Cashback in shops ‘won’t solve cash crisis’

A new law that allows consumers to request cashback in shops without making a purchase will not be enough to protect access to cash, according to new research from Which?.

A study by the consumer organisation found that many people think taking money out this way is inconvenient and even a security risk.

The government launched the new legislation in 2021, with LINK recently announcing it was rolling out the cashback service to 2,000 shops via PayPoint.

But Which? says that this is the only tangible action the government has taken to protect access to cash and believes this does not go far enough.

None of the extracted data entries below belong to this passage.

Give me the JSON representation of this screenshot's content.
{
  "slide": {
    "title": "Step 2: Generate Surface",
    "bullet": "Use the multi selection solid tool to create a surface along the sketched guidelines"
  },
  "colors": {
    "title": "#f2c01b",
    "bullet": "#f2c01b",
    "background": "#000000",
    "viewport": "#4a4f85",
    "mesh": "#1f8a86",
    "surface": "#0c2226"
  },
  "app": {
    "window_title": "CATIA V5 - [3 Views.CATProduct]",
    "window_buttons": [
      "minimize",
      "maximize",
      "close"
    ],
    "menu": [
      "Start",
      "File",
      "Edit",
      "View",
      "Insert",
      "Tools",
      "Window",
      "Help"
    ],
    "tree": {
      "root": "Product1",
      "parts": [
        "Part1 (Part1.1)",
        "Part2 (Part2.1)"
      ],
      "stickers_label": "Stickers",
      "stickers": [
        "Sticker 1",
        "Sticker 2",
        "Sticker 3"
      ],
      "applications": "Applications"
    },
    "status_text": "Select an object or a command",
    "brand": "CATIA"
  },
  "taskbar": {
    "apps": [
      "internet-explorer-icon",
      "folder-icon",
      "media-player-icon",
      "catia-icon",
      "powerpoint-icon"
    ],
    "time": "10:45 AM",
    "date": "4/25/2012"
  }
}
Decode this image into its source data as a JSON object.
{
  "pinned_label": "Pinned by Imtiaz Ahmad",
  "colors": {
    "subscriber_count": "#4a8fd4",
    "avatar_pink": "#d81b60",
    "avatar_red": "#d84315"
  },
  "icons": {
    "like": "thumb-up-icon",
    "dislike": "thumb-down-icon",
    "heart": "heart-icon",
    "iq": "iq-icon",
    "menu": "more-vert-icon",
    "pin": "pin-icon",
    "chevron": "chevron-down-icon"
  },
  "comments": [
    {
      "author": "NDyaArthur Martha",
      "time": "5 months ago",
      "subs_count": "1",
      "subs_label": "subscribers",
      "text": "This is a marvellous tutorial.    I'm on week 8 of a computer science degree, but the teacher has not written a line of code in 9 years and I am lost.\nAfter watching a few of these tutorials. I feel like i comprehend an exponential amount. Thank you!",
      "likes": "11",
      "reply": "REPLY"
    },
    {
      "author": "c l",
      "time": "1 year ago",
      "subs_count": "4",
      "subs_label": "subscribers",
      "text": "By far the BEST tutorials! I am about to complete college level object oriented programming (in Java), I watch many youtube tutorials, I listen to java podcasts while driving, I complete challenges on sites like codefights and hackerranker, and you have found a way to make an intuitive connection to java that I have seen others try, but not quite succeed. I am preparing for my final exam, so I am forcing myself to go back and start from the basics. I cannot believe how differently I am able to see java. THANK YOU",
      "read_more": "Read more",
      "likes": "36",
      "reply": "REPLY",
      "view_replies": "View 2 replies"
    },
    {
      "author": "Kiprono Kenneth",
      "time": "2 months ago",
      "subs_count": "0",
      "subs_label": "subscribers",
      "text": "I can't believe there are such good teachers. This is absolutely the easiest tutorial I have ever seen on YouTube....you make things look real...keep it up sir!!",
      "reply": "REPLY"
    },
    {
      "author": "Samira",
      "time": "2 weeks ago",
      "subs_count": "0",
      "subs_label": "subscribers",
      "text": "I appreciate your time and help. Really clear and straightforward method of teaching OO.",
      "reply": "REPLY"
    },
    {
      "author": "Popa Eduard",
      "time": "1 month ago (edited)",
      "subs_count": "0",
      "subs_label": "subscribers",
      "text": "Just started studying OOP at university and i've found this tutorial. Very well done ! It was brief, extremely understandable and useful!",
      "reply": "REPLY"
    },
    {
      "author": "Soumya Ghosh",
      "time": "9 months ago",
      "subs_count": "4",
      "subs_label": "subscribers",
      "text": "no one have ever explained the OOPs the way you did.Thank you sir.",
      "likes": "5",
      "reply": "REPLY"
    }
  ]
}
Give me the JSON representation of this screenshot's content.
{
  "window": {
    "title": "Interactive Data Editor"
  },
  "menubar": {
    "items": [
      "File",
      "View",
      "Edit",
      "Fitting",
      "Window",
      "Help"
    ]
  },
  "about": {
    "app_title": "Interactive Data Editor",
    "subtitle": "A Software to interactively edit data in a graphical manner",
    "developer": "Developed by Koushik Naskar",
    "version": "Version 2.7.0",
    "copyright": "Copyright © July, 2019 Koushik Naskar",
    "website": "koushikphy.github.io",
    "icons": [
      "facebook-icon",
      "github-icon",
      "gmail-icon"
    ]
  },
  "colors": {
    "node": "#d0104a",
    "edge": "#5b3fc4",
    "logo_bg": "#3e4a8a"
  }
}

A Which? survey of more than 2,000 people found only one in six – 16 per cent – were aware of the cashback without purchase scheme, after its launch last summer.
For those who were aware of the cashback option, only around a third – 31 per cent – have used the scheme to access cash, equating to just five per cent of the UK population.

For the 46 per cent of people who said they were unlikely to use the service, the main barriers for using cashback without purchase were perceptions that it would not be a convenient way to access cash -25 per cent of those who say they are unlikely to use the service - the lack of privacy when withdrawing cash – 17 per cent – and 16 per cent would be ‘worried about security issues taking out cash in this way’. A quarter of people who said they are unlikely to use the service, said it would feel unfair to the shop or business to handle the cashback service.

“Schemes like cashback without purchase have a role to play to protect access to cash for those who rely on it, but they won’t be enough on their own to plug the gaps in the UK’s fragile cash system,” said Jenny Ross, Which? money editor. “Our research highlights clear limitations of these schemes, with very low awareness and uptake among consumers, and many people viewing cashback as an inconvenient and insecure way to access cash.

“It’s been almost two years since the government promised to legislate to protect access to cash, so it must move swiftly to ensure that consumers will continue to be able to access cash for as long as it is needed.”